Gene-Environment Interaction: Impact of MET Gene on Traffic Exposure From Freeways As a Risk Factor for Autism

Background:  Although gene-environment interactions are widely believed to contribute to autism, the evidence for specific gene-environment interactions is sparse.  In independent studies, we recently identified (1) increased autism risk among individuals exposed to high levels of traffic related air pollution (TRP) near the time of birth; and (2) increased autism risk among individuals with the C allele of MET gene promoter variant rs1858830.  Association of the MET rs1858830 C allele has been replicated in 5 independent samples, and the allele is known to be functional, decreasing expression of MET protein in brain and peripheral blood.  

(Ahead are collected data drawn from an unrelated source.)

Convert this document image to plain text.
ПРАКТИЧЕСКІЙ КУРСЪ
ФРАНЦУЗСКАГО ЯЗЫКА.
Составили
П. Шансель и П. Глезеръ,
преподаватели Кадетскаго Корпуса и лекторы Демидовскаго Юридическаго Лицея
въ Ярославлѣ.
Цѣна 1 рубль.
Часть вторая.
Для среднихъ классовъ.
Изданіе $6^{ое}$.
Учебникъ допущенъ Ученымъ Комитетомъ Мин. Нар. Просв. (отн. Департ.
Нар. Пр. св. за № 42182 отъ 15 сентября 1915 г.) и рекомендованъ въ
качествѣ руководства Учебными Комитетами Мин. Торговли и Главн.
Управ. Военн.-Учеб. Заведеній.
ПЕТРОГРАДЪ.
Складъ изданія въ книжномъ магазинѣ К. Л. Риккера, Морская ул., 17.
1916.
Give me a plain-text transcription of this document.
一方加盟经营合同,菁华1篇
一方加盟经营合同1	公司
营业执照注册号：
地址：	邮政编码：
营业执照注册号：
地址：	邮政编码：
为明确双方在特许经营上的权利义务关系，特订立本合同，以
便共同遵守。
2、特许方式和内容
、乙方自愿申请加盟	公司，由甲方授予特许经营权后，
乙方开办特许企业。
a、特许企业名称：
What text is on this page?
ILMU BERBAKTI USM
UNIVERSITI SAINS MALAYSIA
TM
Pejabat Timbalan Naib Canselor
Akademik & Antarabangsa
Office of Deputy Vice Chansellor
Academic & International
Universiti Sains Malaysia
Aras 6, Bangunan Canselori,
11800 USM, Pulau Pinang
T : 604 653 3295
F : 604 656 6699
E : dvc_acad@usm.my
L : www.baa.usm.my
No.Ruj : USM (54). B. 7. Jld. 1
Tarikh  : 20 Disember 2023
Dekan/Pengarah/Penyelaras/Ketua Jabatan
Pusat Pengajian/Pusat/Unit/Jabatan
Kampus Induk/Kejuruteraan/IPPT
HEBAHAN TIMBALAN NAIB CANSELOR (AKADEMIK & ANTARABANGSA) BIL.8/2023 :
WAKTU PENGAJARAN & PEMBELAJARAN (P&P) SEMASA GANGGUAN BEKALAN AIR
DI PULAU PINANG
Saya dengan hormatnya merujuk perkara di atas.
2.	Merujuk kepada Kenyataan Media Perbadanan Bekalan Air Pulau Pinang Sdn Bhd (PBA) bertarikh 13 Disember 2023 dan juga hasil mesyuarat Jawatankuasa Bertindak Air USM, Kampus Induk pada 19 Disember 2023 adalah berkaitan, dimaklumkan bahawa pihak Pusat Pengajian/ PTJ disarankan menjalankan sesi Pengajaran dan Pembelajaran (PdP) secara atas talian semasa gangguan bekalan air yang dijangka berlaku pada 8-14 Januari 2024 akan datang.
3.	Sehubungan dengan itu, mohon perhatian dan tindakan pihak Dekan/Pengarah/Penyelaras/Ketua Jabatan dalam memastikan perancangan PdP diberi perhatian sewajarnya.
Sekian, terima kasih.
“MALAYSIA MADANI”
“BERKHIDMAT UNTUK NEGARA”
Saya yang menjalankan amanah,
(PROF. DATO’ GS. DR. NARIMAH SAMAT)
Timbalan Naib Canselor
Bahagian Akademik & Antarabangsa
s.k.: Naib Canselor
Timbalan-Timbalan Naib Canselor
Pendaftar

Objectives:  In this study we investigated the relationship between TRP exposure, genotype at the MET rs1858830 locus, and autism.  Based on animal model studies showing decreased MET protein in brain following prenatal exposure to the TRP component benzo(a)pyrene, we hypothesized a potential gene-environment interaction that could be detected in a human sample. 

Methods:  This study analyzed data on 165 autism simplex cases and 149 typically developing controls enrolled in the Childhood Autism Risks from Genetics and the Environment (CHARGE) Study. Autism diagnosis was confirmed based on both the ADOS and ADIR while controls were those that scored below the cut-off of 15 on the Social Communications Questionnaire and who did not meet criteria for developmental delay using the Mullen's Scales of Infant Development and the Vineland Adaptive Behavior Scales.  The mother’s address from the birth certificate was geo-coded and TRP estimates assigned to each location using the CALINE4 line-source air-quality dispersion model.  Genotype at the MET rs1858830 locus was determined by direct re-sequencing of DNA obtained from blood samples.  We examined genotype and TRP associations using logistic regression models comparing autism vs. typically developing controls.  

Results:  Cases were more likely to live at residences with the highest quartile of TRP exposure, as compared to controls (OR 1.62, 95%CI (0.95-2.79)).  Consistent with previous reports in simplex cohorts, no main effect of genotype was observed (OR 0.94, 95% CI (0.56-1.59)). Examination of joint TRP and gene effects indicated that subjects with both the MET rs1858830 CC genotype and high TRP exposure were at increased risk of autism compared to subjects with the GG genotype and unexposed to TRP (OR 4.16, 95% CI (1.29-16.21)).  

Conclusions: These findings suggest that the joint effects of MET rs1858830 CC genotype and TRP exposure increase autism risk among simplex families, demonstrating a gene-environment interaction.